You’ve invested your blood, sweat, and tears – and time – into creating something beautiful. Something designed to touch the soul and elevate the mind. But that’s only the beginning of your work.

Your book is like a fabulous, meticulously planned date with someone you love. But when the book ends and the date is over, where does that leave them? Are you giving them a way to follow up with you? To get more of what you offer?

If not, you’re being a tease. It’s cruel, in a sense, to help them form this deep soul connection with you and then walk away. You – and they – deserve better.

Make sure that you’re giving them a mailing list to join and keep them up-to-date about your next work-in-progress. Invite them to give you feedback on what they loved and want to see more of from you.

2. Let Them Play In Your Playground

You worked hard to build a world and create characters that live on the page. You invited the readers to explore a small portion of that world with you. You made it real for them. Now, give them permission to play in that world with you – under your supervision. You can monetize all that backstory work you did by putting it into a paid membership and letting them access it all for a modest monthly fee.

You can create a license for those whose work meets your standards and allow them to publish works that add to your world for a percentage of their royalties. You can charge to host classes on those characters and that world so that those who want to write in it must pay you for expertise only you can deliver.

Not only will you expand your fan base by doing this and reach more readers, you’re going to end up making more profits from your work at the same time. Not everyone who reads your work will be interested, but for those who are, it can be beneficial for both of you.
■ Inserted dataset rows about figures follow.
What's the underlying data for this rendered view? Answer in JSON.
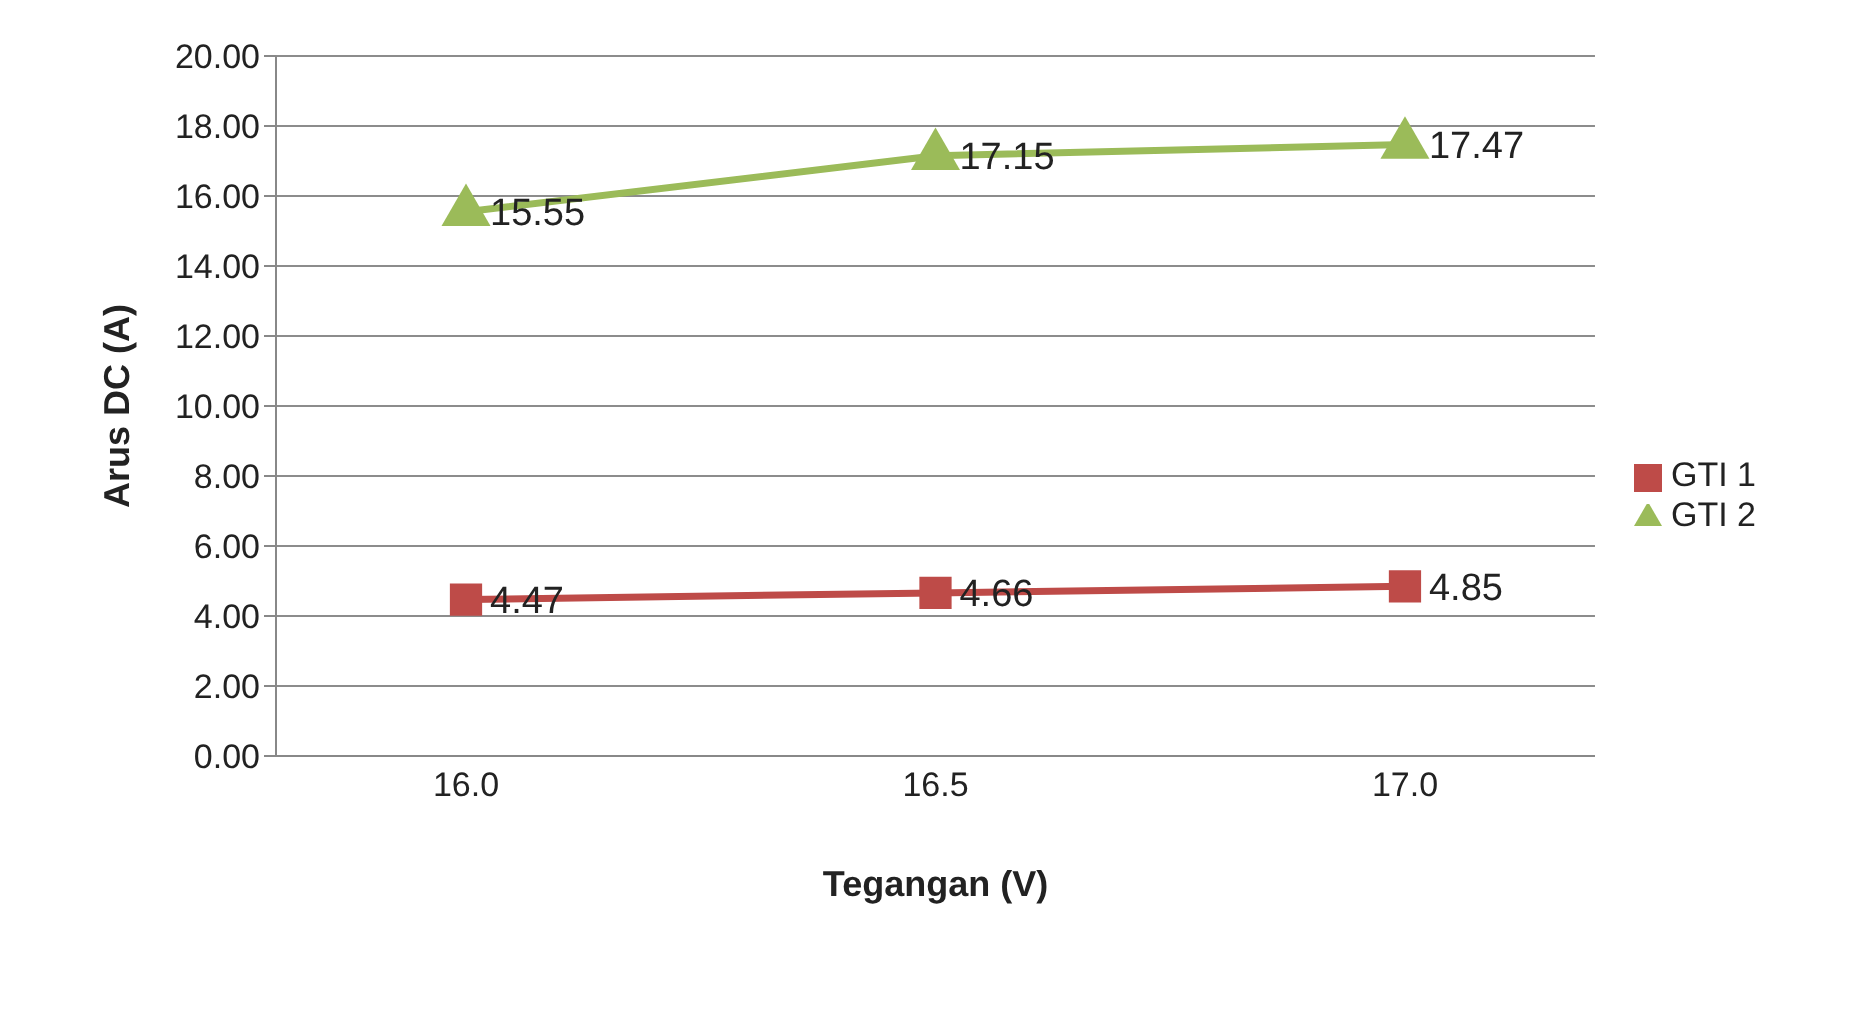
{
  "chart_data": {
    "type": "line",
    "xlabel": "Tegangan (V)",
    "ylabel": "Arus DC (A)",
    "categories": [
      "16.0",
      "16.5",
      "17.0"
    ],
    "series": [
      {
        "name": "GTI 1",
        "color": "#be4b48",
        "marker": "square",
        "values": [
          4.47,
          4.66,
          4.85
        ]
      },
      {
        "name": "GTI 2",
        "color": "#9bbb59",
        "marker": "triangle",
        "values": [
          15.55,
          17.15,
          17.47
        ]
      }
    ],
    "ylim": [
      0,
      20
    ],
    "yticks": [
      {
        "value": 0,
        "label": "0.00"
      },
      {
        "value": 2,
        "label": "2.00"
      },
      {
        "value": 4,
        "label": "4.00"
      },
      {
        "value": 6,
        "label": "6.00"
      },
      {
        "value": 8,
        "label": "8.00"
      },
      {
        "value": 10,
        "label": "10.00"
      },
      {
        "value": 12,
        "label": "12.00"
      },
      {
        "value": 14,
        "label": "14.00"
      },
      {
        "value": 16,
        "label": "16.00"
      },
      {
        "value": 18,
        "label": "18.00"
      },
      {
        "value": 20,
        "label": "20.00"
      }
    ],
    "grid": "y",
    "legend": "right",
    "data_labels": true,
    "line_style": "solid"
  }
}
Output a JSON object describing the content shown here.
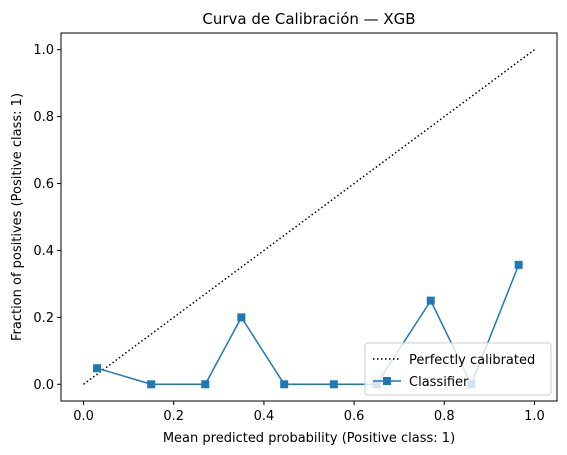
{
  "chart_data": {
    "type": "line",
    "title": "Curva de Calibración — XGB",
    "xlabel": "Mean predicted probability (Positive class: 1)",
    "ylabel": "Fraction of positives (Positive class: 1)",
    "xlim": [
      -0.05,
      1.05
    ],
    "ylim": [
      -0.05,
      1.05
    ],
    "xticks": [
      "0.0",
      "0.2",
      "0.4",
      "0.6",
      "0.8",
      "1.0"
    ],
    "yticks": [
      "0.0",
      "0.2",
      "0.4",
      "0.6",
      "0.8",
      "1.0"
    ],
    "grid": false,
    "legend_position": "lower-right",
    "series": [
      {
        "name": "Perfectly calibrated",
        "style": "dotted",
        "color": "#000000",
        "x": [
          0,
          1
        ],
        "y": [
          0,
          1
        ]
      },
      {
        "name": "Classifier",
        "style": "solid",
        "marker": "square",
        "color": "#1f77b4",
        "x": [
          0.03,
          0.15,
          0.27,
          0.35,
          0.445,
          0.555,
          0.65,
          0.77,
          0.86,
          0.965
        ],
        "y": [
          0.048,
          0.0,
          0.0,
          0.2,
          0.0,
          0.0,
          0.0,
          0.25,
          0.0,
          0.357
        ]
      }
    ]
  }
}
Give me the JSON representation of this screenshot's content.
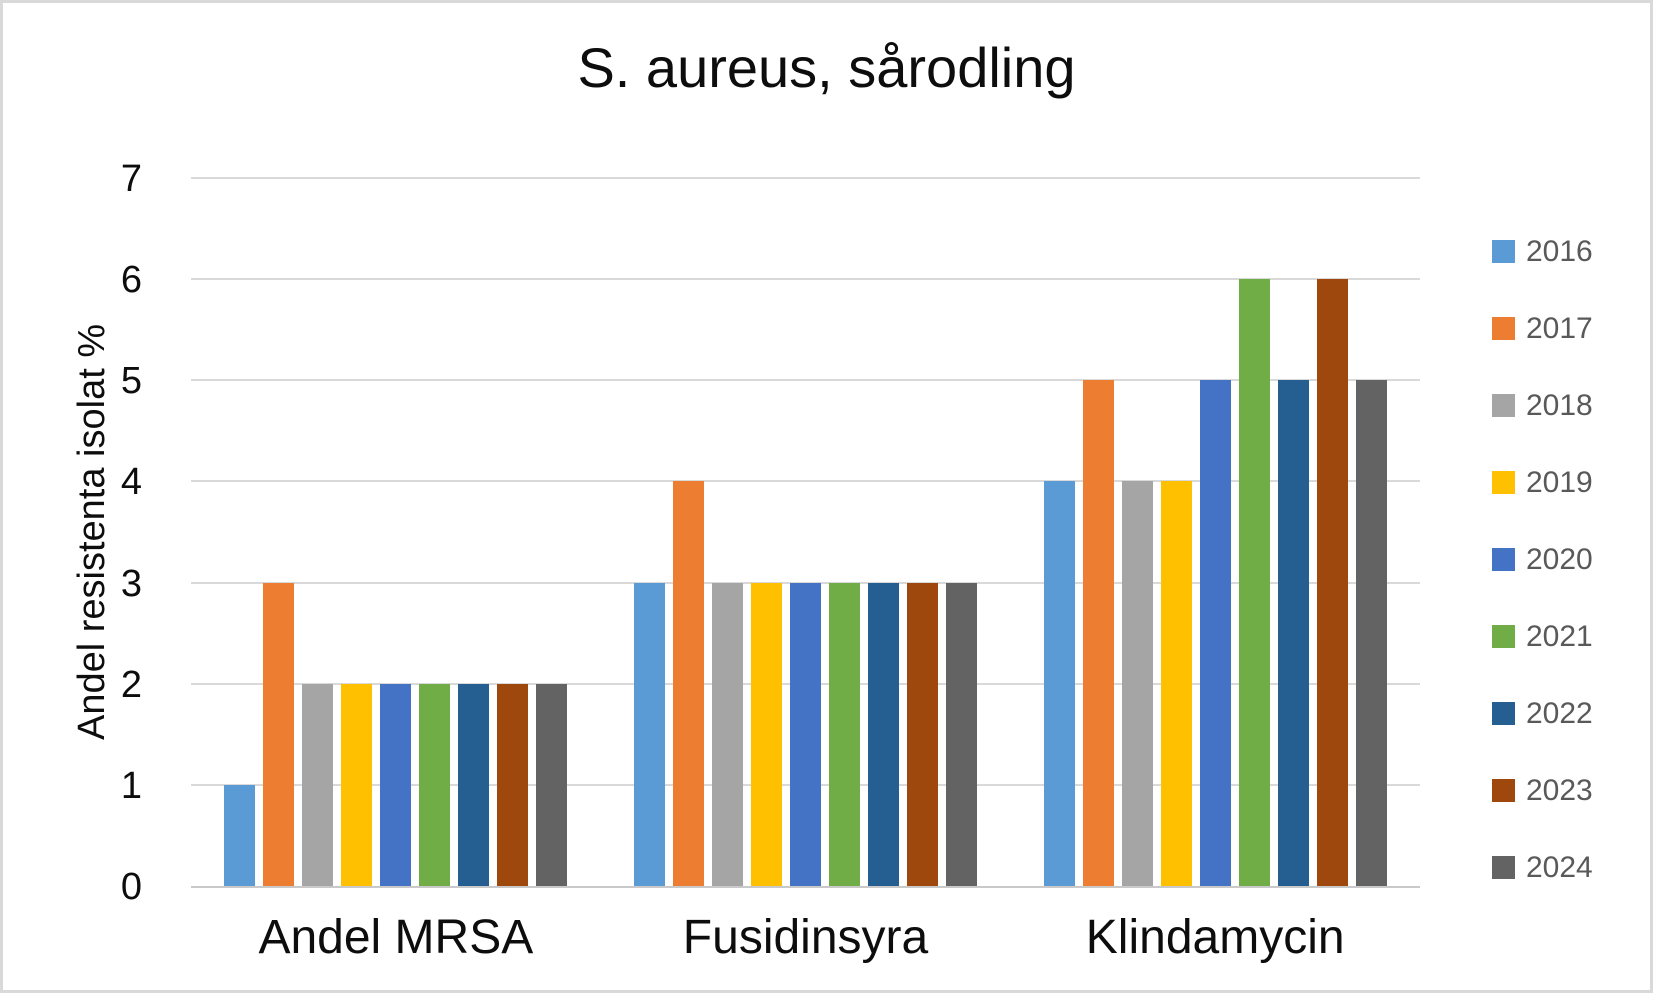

3. Tie Your Book Into Something Bigger

Find the underlying theme that drives your book and then look for ways that you can tie that theme into something corporations, organizations, educational institutions, and nonprofits can use to help their employees or clients.

These are places that have the deeper pockets you need to make some serious money with little effort by serving a lot of people at the same time. You may also be able to get them to purchase bulk copies in order to give out to their clients or to libraries in a marketing effort.

The more relevant the theme for modern times, the better it is for you, and the easier it will be to get a “yes” from people who otherwise might say “no.”